Expansion of $(1+X)^b$ when $b \in \mathbb{Z}_p$ and $b \notin \mathbb{N}$

Question

For each $b \in \mathbb{N}, (1+X)^b=\sum\limits_{n=0}^b{{b}\choose {n}}X^{n}$ which is a polynomial in $X$. Do we have any expansions like that if $b \in \mathbb{Z}_p$ and $b \notin \mathbb{N}$?

Answer 1

This is certainly valid for odd $p$ as long as $X\in p\Bbb Z_p$.

Answer 2

If $\{a_n\}_{n=0}^{\infty}$ is a sequence in $\mathbb{Q}_p$ (or in any complete extension thereof) such that $a_n \rightarrow 0$, then the Mahler series

$x \mapsto \sum_{n=0}^{\infty} a_n {x \choose n}$

converges uniformly on $\mathbb{Z}_p$ and (thus) defines a continuous function. (The converse is also true: Mahler's Theorem.) See here for an exposition of Mahler series. The convergence claim is the (easy) Lemma 4.1.3.

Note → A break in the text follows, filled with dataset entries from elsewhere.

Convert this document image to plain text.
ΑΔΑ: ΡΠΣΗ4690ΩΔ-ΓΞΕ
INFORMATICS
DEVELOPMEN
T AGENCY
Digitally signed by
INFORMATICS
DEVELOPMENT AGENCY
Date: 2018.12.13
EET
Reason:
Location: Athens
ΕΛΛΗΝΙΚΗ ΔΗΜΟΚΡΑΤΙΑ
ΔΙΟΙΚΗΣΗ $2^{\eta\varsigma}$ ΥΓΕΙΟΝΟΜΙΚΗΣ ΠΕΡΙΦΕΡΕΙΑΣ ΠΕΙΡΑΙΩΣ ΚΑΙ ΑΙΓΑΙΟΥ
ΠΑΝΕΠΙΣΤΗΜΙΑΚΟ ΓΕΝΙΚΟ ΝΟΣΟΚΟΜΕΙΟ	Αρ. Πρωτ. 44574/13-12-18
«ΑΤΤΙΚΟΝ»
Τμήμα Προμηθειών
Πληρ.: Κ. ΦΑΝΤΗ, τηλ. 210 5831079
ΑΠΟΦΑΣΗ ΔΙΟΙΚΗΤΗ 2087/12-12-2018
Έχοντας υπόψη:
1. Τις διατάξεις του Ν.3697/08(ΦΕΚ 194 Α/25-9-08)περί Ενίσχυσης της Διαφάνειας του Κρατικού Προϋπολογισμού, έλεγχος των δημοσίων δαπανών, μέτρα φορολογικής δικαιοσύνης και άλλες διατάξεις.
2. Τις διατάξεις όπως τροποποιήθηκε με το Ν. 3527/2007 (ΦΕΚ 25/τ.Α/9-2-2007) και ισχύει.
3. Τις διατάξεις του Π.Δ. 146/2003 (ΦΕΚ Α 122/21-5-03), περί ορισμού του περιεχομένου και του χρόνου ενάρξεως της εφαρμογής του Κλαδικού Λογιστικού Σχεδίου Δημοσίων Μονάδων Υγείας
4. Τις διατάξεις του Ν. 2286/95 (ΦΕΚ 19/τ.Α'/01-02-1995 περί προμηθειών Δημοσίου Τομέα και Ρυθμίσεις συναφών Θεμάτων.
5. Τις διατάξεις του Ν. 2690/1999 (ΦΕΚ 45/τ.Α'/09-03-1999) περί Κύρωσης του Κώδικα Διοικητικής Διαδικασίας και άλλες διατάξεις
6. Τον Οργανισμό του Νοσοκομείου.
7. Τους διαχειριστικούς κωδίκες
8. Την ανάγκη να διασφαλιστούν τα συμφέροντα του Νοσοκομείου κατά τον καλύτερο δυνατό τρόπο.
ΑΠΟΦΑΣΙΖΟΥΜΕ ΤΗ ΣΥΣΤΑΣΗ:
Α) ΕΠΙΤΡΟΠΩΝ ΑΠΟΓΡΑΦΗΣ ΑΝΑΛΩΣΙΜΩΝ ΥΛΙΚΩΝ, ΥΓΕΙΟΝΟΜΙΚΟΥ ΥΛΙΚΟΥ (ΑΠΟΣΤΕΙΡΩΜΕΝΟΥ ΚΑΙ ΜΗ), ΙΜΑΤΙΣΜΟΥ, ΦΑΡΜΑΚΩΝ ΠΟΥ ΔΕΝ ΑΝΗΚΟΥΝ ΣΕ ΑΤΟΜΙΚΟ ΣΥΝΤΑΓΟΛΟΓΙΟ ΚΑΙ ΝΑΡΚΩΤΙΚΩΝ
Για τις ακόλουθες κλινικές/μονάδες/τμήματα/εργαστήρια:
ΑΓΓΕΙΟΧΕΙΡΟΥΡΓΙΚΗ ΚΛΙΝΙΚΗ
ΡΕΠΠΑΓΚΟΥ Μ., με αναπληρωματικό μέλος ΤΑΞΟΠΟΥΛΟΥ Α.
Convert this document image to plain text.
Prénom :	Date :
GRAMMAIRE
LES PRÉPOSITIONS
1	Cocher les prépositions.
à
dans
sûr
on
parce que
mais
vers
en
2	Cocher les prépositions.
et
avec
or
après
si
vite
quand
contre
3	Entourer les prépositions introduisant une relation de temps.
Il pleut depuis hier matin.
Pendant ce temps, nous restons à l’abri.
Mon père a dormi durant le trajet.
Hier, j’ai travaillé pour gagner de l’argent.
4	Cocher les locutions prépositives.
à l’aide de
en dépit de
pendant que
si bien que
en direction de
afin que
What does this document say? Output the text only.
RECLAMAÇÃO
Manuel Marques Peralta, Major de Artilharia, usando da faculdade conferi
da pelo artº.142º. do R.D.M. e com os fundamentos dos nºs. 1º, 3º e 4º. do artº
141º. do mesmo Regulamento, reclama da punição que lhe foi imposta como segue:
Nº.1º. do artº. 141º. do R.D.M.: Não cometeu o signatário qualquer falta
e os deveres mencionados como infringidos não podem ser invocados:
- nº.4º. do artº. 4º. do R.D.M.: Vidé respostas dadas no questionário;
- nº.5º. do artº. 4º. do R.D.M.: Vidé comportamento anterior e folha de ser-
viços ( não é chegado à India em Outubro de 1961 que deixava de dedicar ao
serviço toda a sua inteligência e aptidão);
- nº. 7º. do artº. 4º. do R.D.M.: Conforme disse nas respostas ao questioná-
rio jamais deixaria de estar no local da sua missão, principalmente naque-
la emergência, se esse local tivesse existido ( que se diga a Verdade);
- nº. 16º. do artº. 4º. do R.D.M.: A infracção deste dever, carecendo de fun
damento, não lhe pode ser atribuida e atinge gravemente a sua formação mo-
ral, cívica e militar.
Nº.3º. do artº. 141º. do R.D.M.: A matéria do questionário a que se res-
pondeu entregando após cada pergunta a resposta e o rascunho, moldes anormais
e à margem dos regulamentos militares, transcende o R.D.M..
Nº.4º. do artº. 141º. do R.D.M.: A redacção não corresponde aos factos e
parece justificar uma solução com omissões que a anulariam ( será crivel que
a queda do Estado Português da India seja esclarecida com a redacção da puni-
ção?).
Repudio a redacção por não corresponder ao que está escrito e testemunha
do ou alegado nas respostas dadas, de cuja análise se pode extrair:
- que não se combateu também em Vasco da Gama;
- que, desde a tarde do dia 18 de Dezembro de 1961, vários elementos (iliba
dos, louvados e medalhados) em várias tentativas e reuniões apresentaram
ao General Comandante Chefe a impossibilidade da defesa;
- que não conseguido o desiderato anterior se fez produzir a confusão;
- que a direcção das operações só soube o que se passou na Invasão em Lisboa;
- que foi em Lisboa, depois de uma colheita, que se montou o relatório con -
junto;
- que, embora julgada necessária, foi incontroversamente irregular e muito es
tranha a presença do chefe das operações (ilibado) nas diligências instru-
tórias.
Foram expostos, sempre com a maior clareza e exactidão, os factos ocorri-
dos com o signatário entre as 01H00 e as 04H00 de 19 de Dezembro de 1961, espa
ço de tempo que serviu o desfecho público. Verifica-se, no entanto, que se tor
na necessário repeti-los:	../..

If $a_n = X^n$ for $X \in \mathbb{Z}_p$, then $a_n \rightarrow 0$ iff $X \in p \mathbb{Z}_p$. Since $\mathbb{N}$ is dense in $\mathbb{Z}_p$, this is the unique continuous extension to $\mathbb{Z}_p$, i.e., if anything deserves to be called $(1+X)^b$, this function does.

(If $X \in \mathbb{Z}_p \setminus p\mathbb{Z}_p$, the series does not converge for $b = -1$.)